Are you familiar with Boston, MA's should-be-legends Miltown? Frequent Aversionline readers got a taste of my over-the-top fanboy enthusiasm for their work—specifically the unreleased album from 1998, Tales of Never Letting Go (a.k.a. the single greatest unreleased album in the history of recorded music)—earlier this year. For those still (painfully) unaware, the band existed for an all-too-brief few years during the mid- to late-'90s and featured the mighty Jonah Jenkins (Only Living Witness, Milligram, Raw Radar War, The Northern Skulls) on vocals, and both guitarists—Brian McTernan and Matt Squire—had previously spent time in Ashes and Battery and remain quite successful producers. But that's just trivia. Miltown's music is what truly matters.

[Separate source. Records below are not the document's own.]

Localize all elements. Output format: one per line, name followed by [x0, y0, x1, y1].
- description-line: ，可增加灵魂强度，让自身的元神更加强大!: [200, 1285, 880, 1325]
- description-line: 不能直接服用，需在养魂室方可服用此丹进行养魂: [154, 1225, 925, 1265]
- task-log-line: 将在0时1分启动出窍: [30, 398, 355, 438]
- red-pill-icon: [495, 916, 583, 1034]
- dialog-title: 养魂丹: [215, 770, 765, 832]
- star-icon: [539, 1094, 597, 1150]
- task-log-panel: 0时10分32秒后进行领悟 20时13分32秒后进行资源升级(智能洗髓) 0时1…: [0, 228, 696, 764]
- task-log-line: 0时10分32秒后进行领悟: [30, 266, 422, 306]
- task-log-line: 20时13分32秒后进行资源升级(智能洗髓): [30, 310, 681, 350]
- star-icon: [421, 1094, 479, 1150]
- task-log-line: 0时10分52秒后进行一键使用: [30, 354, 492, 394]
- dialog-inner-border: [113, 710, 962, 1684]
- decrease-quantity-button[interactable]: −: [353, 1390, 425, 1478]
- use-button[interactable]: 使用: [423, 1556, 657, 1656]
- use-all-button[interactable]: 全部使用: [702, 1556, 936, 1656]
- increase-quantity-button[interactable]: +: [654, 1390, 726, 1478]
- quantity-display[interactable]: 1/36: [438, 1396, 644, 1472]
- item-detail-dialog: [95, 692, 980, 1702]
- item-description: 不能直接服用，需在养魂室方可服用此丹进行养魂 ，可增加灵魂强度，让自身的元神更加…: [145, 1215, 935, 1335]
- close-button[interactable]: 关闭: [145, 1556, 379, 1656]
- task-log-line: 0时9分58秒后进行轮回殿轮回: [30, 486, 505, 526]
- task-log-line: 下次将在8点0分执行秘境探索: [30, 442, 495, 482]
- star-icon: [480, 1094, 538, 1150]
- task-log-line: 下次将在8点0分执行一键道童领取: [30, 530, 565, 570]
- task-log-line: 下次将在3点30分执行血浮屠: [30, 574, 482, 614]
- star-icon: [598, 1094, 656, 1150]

If I believed in a higher power, I'd tell you that my prayers have finally been answered. It appears that Miltown quietly uploaded most of their discography—that is to say, pretty much everything that's not owned by the complete fuckin' idiots at Warner Bros.—to Bandcamp ahead of their reunion shows with Cave In this weekend. I've never purchased, downloaded, and backed up to Dropbox—all the while nearly suffering an excitement-fueled heart attack, I might add—any audio files faster in my entire life. Especially given the fact that amongst these masterpieces is a 10-track set of demos laid down at McTernan's Salad Days Studio that comprises a good chunk of material that would have been represented on the aforementioned Tales of Never Letting Go:

This is quite literally one of the best things that has ever happened on the internet. I'm pretty sure only one of these songs ("Can't Leave Home") has ever been officially released, and some—such as "Tree Streets," which had a few of its lyrics reused in The Northern Skulls' "Art Thief"—had never even leaked before. And they're all excellent, every single one. "Unraveling," in particular, has become one of my all-time favorite songs over the years.

If you've heard any of the Warner Bros. recordings that have snuck onto YouTube somehow or another, a handful of these Salad Days demos are actually better. There are definitely some slight variances in the layering and performances here and there, so they're certainly worth taking the time to explore:

I think the only leaked track that the Salad Days sessions seem to miss, sadly, is the absolutely stunning "Esperanto," but you can at least hear that on YouTube. [Edit: Holy shit! Between the time that I wrote this and early this morning, "Esperanto" is now on Bandcamp, too!!!]

As if that weren't enough, though, you can also grab Miltown's EP tracks:

And a set of four killer covers, three of which were previously unreleased:

I'm depressingly sure that I'll die with the unfulfilled dream of the Warner Bros. recordings being properly released, but... fuck it. Miltown's remaining discography being made available in any high-quality audio format such as this is a momentous occasion. I'm so ridiculously shocked and excited by all of this. If there's any chance in hell that the band can manage to do a little something more beyond the two reunion shows, whew... look out!